Blockchains do not talk to each other by default. Ethereum does not know what you hold on Arbitrum. Bitcoin does not see your Solana wallet. A bridge is the plumbing that moves value between those separate ledgers.
What a bridge actually does
Most bridges follow one of these patterns:
| Model | How it works | Example use |
|---|---|---|
| Lock & mint | Lock tokens on chain A; mint a wrapped copy on chain B | ETH → bridged ETH on an L2 |
| Burn & unlock | Burn wrapped tokens on B; release originals on A | Withdrawing from L2 to mainnet |
| Liquidity network | Swap into a pool on A; receive equivalent from a pool on B | Fast third-party bridges |
| Custodial | A company holds funds and credits you elsewhere | Some CEX withdrawals to L2 |
You are rarely moving the same coin atomically across chains. You are usually trading custody of one representation for another — with a bridge contract or operator in the middle.
Why bridges exist
Crypto split into many networks, each with different fees, speed, and apps:
- Ethereum mainnet — high security, high fees
- L2s (Arbitrum, Base, Optimism) — cheaper transactions, still tied to Ethereum
- Alt L1s (Solana, Avalanche) — different ecosystems entirely
- App-chains (HyperEVM, dYdX chain) — optimised for one platform
You buy ETH on mainnet but want to use a cheap DeFi app on Base. You hold USDC on Ethereum but need it on Polygon. A bridge is how you get funds where the app lives.
Wrapped tokens
After bridging, you often hold a wrapped version — not the “original” native asset on that chain:
- WETH — wrapped ETH for DeFi contracts
- Bridged USDC — USDC that entered via a specific bridge (contract address matters)
- WHYPE on HyperEVM — wrapped HYPE for EVM apps
Same ticker symbol on a block explorer does not mean same token. Always check the contract address and which bridge issued it.
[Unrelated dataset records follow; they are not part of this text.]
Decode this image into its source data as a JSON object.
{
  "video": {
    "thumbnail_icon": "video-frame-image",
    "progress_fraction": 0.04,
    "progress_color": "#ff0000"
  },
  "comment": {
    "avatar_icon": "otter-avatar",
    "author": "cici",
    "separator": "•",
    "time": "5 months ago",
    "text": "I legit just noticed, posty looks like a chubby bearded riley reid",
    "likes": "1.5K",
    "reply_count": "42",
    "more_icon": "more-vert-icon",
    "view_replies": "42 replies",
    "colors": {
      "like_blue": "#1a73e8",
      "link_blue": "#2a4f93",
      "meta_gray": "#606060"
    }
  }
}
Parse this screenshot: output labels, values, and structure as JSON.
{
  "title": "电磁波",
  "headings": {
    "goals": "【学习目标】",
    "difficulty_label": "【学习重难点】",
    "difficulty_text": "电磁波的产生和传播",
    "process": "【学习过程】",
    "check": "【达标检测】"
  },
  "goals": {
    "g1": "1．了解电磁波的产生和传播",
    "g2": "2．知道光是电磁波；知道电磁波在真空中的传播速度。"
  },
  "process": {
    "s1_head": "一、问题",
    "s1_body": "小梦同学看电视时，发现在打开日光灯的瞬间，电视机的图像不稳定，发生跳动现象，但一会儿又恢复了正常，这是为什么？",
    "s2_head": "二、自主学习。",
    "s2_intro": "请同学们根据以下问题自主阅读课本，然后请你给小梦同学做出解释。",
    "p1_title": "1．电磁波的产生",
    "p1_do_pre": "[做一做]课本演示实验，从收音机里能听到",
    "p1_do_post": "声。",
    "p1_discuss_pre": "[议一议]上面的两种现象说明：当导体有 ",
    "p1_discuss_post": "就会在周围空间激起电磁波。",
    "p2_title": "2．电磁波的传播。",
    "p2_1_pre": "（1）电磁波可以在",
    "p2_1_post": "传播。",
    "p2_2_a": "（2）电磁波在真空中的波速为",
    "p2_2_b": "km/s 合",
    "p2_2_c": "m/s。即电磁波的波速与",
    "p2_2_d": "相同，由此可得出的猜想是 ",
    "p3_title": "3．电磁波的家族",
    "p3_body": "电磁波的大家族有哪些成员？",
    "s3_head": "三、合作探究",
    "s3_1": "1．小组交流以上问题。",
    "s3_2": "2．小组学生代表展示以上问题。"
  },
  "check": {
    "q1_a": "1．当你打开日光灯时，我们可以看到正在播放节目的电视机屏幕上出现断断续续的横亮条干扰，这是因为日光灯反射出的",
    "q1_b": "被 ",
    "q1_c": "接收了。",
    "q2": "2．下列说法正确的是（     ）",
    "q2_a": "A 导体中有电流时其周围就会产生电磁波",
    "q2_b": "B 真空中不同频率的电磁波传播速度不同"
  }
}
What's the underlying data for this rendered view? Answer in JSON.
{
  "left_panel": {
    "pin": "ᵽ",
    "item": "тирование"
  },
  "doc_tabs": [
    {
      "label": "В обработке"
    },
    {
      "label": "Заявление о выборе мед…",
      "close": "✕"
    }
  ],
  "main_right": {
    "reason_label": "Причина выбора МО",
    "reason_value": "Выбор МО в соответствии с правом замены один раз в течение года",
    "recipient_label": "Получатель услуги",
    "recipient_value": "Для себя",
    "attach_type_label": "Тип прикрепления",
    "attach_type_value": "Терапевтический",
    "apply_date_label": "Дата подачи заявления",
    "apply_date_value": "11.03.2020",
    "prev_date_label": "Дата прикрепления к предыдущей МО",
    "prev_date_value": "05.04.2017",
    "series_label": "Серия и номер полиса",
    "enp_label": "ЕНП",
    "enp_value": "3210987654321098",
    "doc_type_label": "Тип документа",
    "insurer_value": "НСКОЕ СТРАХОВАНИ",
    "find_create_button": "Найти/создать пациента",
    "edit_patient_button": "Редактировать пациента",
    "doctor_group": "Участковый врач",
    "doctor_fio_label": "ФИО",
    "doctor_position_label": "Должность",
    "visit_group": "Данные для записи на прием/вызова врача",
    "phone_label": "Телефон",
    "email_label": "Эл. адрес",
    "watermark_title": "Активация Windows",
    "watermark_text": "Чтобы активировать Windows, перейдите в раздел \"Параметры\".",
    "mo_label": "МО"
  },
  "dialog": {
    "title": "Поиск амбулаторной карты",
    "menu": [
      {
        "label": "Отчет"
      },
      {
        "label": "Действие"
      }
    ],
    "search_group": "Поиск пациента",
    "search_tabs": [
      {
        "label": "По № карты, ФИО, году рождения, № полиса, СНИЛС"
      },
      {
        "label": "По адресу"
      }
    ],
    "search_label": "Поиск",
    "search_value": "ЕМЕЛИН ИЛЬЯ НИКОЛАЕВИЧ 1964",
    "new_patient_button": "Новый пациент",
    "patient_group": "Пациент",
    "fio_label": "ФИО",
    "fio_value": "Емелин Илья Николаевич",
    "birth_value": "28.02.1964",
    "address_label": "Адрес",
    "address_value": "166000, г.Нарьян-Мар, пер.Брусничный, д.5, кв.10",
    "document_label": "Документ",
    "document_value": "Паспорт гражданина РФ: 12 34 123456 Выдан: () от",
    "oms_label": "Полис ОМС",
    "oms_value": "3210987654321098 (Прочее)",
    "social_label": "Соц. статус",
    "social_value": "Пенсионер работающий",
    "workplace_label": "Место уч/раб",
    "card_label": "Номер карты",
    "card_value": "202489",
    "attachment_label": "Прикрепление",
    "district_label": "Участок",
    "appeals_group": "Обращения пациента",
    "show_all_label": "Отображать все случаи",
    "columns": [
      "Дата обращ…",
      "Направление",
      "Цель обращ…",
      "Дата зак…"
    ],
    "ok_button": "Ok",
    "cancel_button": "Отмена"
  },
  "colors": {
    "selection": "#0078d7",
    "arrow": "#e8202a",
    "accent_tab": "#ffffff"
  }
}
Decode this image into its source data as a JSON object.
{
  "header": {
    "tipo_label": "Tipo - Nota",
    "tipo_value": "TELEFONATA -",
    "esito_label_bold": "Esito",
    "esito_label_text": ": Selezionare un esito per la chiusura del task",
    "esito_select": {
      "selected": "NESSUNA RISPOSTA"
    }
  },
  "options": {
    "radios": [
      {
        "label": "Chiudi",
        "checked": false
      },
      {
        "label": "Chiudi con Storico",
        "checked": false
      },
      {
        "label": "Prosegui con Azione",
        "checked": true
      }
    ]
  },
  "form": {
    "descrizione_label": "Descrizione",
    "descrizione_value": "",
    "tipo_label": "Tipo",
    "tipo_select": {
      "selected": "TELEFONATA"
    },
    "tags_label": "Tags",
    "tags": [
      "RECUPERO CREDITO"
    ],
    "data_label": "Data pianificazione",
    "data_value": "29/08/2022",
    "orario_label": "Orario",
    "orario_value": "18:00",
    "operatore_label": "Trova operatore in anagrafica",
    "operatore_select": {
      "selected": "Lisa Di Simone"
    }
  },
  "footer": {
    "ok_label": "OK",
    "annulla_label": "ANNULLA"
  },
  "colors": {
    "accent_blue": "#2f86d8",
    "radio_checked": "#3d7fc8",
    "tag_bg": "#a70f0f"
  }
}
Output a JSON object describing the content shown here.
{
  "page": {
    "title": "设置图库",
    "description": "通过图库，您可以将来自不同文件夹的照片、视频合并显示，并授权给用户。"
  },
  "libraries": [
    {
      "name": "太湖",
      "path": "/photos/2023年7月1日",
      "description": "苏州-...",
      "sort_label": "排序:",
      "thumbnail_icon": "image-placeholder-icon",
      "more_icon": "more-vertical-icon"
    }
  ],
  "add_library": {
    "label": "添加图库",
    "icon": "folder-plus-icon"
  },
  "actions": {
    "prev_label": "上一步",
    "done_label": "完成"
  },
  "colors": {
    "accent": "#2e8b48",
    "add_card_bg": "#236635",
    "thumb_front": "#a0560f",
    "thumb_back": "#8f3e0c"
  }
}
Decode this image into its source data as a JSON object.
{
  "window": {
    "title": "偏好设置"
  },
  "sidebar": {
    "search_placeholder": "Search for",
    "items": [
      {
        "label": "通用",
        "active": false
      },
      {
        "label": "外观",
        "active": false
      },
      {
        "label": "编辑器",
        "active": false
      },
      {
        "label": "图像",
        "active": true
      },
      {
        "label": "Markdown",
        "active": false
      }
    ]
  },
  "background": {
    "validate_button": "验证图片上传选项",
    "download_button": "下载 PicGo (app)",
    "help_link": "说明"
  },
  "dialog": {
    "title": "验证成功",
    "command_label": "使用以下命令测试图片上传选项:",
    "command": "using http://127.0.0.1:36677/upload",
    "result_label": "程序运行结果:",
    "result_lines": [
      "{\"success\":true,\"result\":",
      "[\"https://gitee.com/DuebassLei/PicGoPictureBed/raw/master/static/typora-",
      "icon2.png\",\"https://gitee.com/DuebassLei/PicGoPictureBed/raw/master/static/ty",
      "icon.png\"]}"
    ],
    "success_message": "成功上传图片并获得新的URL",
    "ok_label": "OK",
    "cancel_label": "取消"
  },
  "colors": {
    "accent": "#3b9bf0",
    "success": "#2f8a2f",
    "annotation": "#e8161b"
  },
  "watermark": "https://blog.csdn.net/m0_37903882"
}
Two different “USDC” tokens can exist on one chain from different bridges.
Not every transfer is a bridge
Some moves feel like bridging but stay inside one platform:
- Hyperliquid Core ↔ HyperEVM — same account, shared state; you shift HYPE between trading and app sides without a third-party bridge
- CEX internal transfers — the exchange moves database entries, not on-chain bridge logic (until you withdraw)
Confusing an in-platform transfer with a cross-chain bridge is how people underestimate risk — or overestimate it.
Risks
- Smart contract exploits — bridge contracts hold huge TVL; hacks have drained billions historically
- Fake bridge sites — phishing UIs that steal approvals or deposits
- Wrong network sends — sending mainnet ETH to an L2 address without bridging (or vice versa) can mean lost or stuck funds
- Delayed withdrawals — official L2 bridges can take days during congestion; liquidity bridges can fail if pools are empty
- Wrapped token depeg — bridged asset may not redeem 1:1 if the bridge or issuer fails
How to bridge more safely
- Use official bridges when available (e.g. from the L2’s own site, linked from the project’s docs).
- Start with a small test amount before moving size.
- Verify the URL — bookmark official bridge pages; don’t click ads or DMs.
- Check your wallet network before and after — source chain to deposit, destination chain to receive.
- Read the recipient token contract on the destination explorer if you’re bridging stablecoins or high-value assets.
- Budget time — official bridges can be slow; “instant” often means more counterparty risk.
A bridge is one of the highest-risk clicks in crypto for beginners. If you cannot explain whether you’re using lock-and-mint or a liquidity pool, treat the transaction as experimental — not routine.